Painted card, but with a jolt like an extra step in the dark, I think I recognise him.
Then I laugh. Of course I recognise him.
It’s David! I know David. My head has scrambled itself because I’ve been letting all my fears out at last and sharing them.
Once I’ve drunk a good bit of the water, he pulls me back in close.

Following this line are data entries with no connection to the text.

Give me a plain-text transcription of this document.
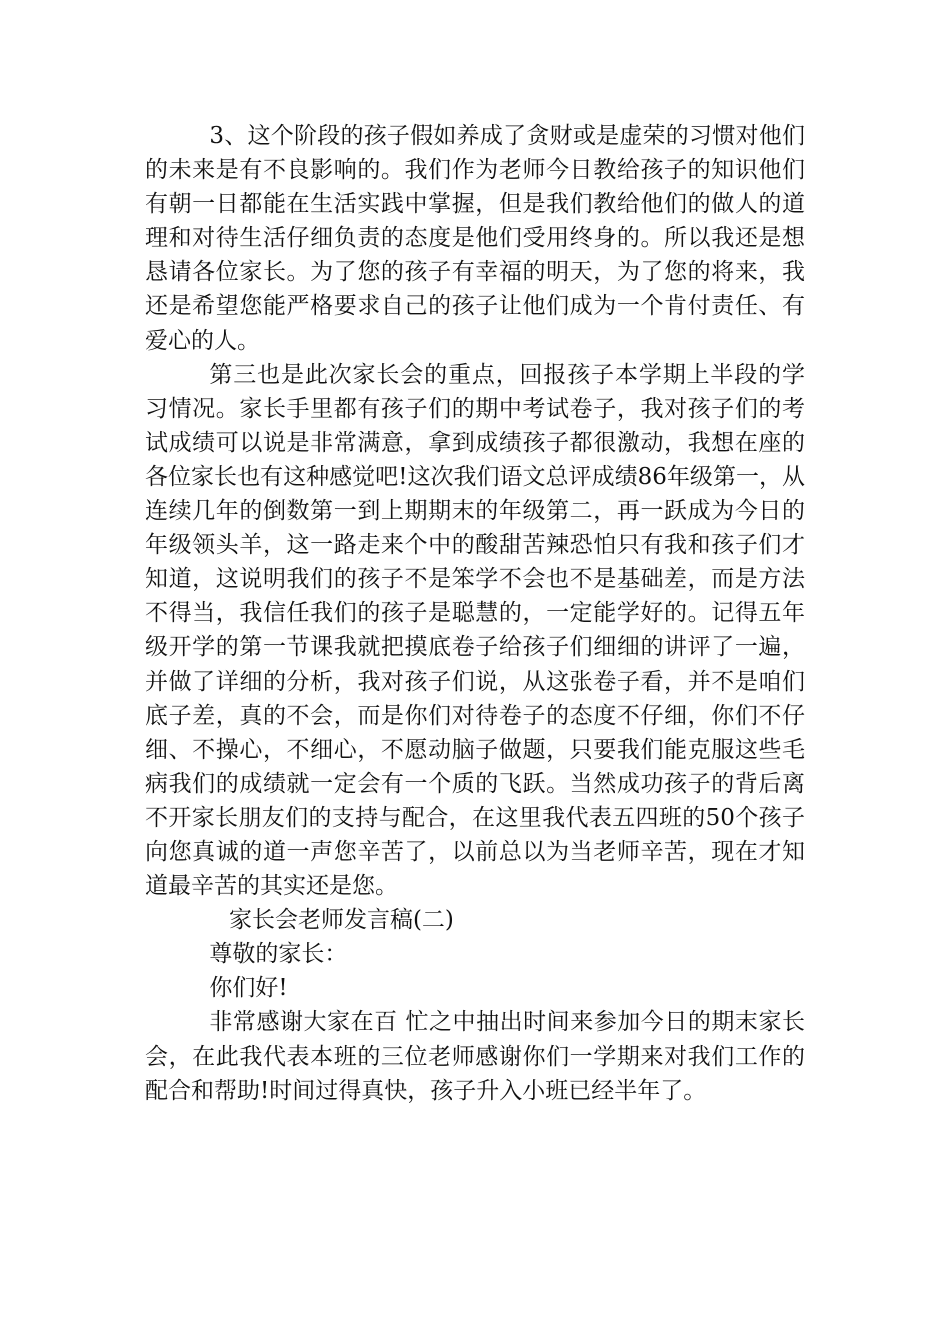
3、这个阶段的孩子假如养成了贪财或是虚荣的习惯对他们的未来是有不良影响的。我们作为老师今日教给孩子的知识他们有朝一日都能在生活实践中掌握，但是我们教给他们的做人的道理和对待生活仔细负责的态度是他们受用终身的。所以我还是想恳请各位家长。为了您的孩子有幸福的明天，为了您的将来，我还是希望您能严格要求自己的孩子让他们成为一个肯付责任、有爱心的人。

第三也是此次家长会的重点，回报孩子本学期上半段的学习情况。家长手里都有孩子们的期中考试卷子，我对孩子们的考试成绩可以说是非常满意，拿到成绩孩子都很激动，我想在座的各位家长也有这种感觉吧!这次我们语文总评成绩86年级第一，从连续几年的倒数第一到上期期末的年级第二，再一跃成为今日的年级领头羊，这一路走来个中的酸甜苦辣恐怕只有我和孩子们才知道，这说明我们的孩子不是笨学不会也不是基础差，而是方法不得当，我信任我们的孩子是聪慧的，一定能学好的。记得五年级开学的第一节课我就把摸底卷子给孩子们细细的讲评了一遍，并做了详细的分析，我对孩子们说，从这张卷子看，并不是咱们底子差，真的不会，而是你们对待卷子的态度不仔细，你们不仔细、不操心，不细心，不愿动脑子做题，只要我们能克服这些毛病我们的成绩就一定会有一个质的飞跃。当然成功孩子的背后离不开家长朋友们的支持与配合，在这里我代表五四班的50个孩子向您真诚的道一声您辛苦了，以前总以为当老师辛苦，现在才知道最辛苦的其实还是您。

家长会老师发言稿(二)

尊敬的家长：

你们好!

非常感谢大家在百 忙之中抽出时间来参加今日的期末家长会，在此我代表本班的三位老师感谢你们一学期来对我们工作的配合和帮助!时间过得真快，孩子升入小班已经半年了。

“What you need,” he says, rubbing my back again with one hand but also now smoothing my hair with the other, “is a short course of treatment that consists of eating pasta on a couch and watching trashy telly, beside someone who cares about you very deeply.” He squeezes me.
“And a project or two. Get your dead room sorted out and get back to work. In the meantime, find where your old man was and make your donation.”
“Old lady,” I say, mumbling into his chest. “There’s an old man next door, but it was an old lady who lived here and died. Peggy March.”
“Find your old lady’s nursing home and give them a massage chair or a croquet set or whatever you were thinking. And I bet you’ll stop hearing noises in the night.”